Ethylenediamine series as additives to control the morphology of magnetite nanoparticles†
Abstract
Magnetite nanoparticles play a key role in the nano-industry, with crucial importance in the developing nanomedicine sector. Such particles must be homogeneous, with a consistent shape and size, due to the growing need to tailor particles to more defined faceted morphologies. Here an ethylenediamine series (H2N-(–CH2CH2N–)nH2, n = 2 (DETA), 3 (TETA), 4 (TEPA), and 5 (PEHA)), of additives have been successfully used to control the morphology of nanomagnetite produced via a green ambient co-precipitation method. Whilst DETA showed less control, TETA, TEPA and PEHA mediated the near universal synthesis of faceted particles (91–97%) suggesting a near pure octahedral population (compared to only 6% of control particles). The particle size was ≈ 22 nm for all the samples and was not affected by the addition of additives. Computational molecular dynamic modelling shows the binding to the octahedral [111] face to be preferred for all additives with binding to the [100] face unfavourable for TETA, TEPA and PEHA, showing a preference to bind and direct an octahedral morphology for these 3 additives.
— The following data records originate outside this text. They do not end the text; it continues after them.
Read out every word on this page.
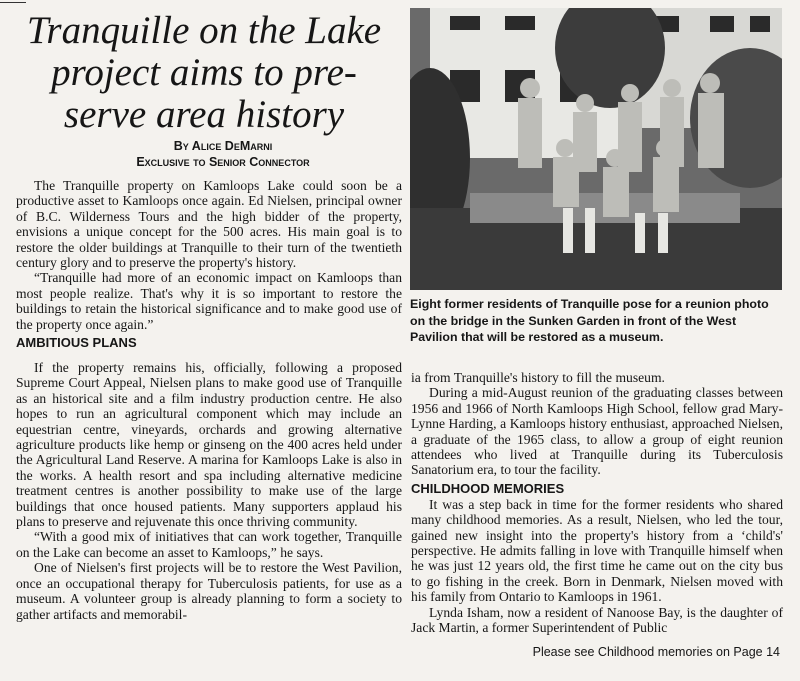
Tranquille on the Lake
project aims to pre-
serve area history
By Alice DeMarni
Exclusive to Senior Connector

The Tranquille property on Kamloops Lake could soon be a productive asset to Kamloops once again. Ed Nielsen, principal owner of B.C. Wilderness Tours and the high bidder of the property, envisions a unique concept for the 500 acres. His main goal is to restore the older buildings at Tranquille to their turn of the twentieth century glory and to preserve the property's history.

“Tranquille had more of an economic impact on Kamloops than most people realize. That's why it is so important to restore the buildings to retain the historical significance and to make good use of the property once again.”

AMBITIOUS PLANS
Eight former residents of Tranquille pose for a reunion photo on the bridge in the Sunken Garden in front of the West Pavilion that will be restored as a museum.

If the property remains his, officially, following a proposed Supreme Court Appeal, Nielsen plans to make good use of Tranquille as an historical site and a film industry production centre. He also hopes to run an agricultural component which may include an equestrian centre, vineyards, orchards and growing alternative agriculture products like hemp or ginseng on the 400 acres held under the Agricultural Land Reserve. A marina for Kamloops Lake is also in the works. A health resort and spa including alternative medicine treatment centres is another possibility to make use of the large buildings that once housed patients. Many supporters applaud his plans to preserve and rejuvenate this once thriving community.

“With a good mix of initiatives that can work together, Tranquille on the Lake can become an asset to Kamloops,” he says.

One of Nielsen's first projects will be to restore the West Pavilion, once an occupational therapy for Tuberculosis patients, for use as a museum. A volunteer group is already planning to form a society to gather artifacts and memorabil-

ia from Tranquille's history to fill the museum.

During a mid-August reunion of the graduating classes between 1956 and 1966 of North Kamloops High School, fellow grad Mary-Lynne Harding, a Kamloops history enthusiast, approached Nielsen, a graduate of the 1965 class, to allow a group of eight reunion attendees who lived at Tranquille during its Tuberculosis Sanatorium era, to tour the facility.

CHILDHOOD MEMORIES

It was a step back in time for the former residents who shared many childhood memories. As a result, Nielsen, who led the tour, gained new insight into the property's history from a ‘child's' perspective. He admits falling in love with Tranquille himself when he was just 12 years old, the first time he came out on the city bus to go fishing in the creek. Born in Denmark, Nielsen moved with his family from Ontario to Kamloops in 1961.

Lynda Isham, now a resident of Nanoose Bay, is the daughter of Jack Martin, a former Superintendent of Public

Please see Childhood memories on Page 14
This is further explained by the increased numbers of interactions of the longer additives with the [111] surface through O and Fe in the magnetite surface bonding to H and N in the additive which is better able to lie flat on the [111] surface. An optimum concentration of a 1 : 125 additive : iron ion ratio was determined which shows that a relatively small quantity of a cheap, organic bioinspired amine-rich additive can have a massive impact on the morphological quality of the magnetite nanoparticles. This powerful, additive-directed, green synthesis approach could be universally applied to a vast range of nanomaterial syntheses to great impact.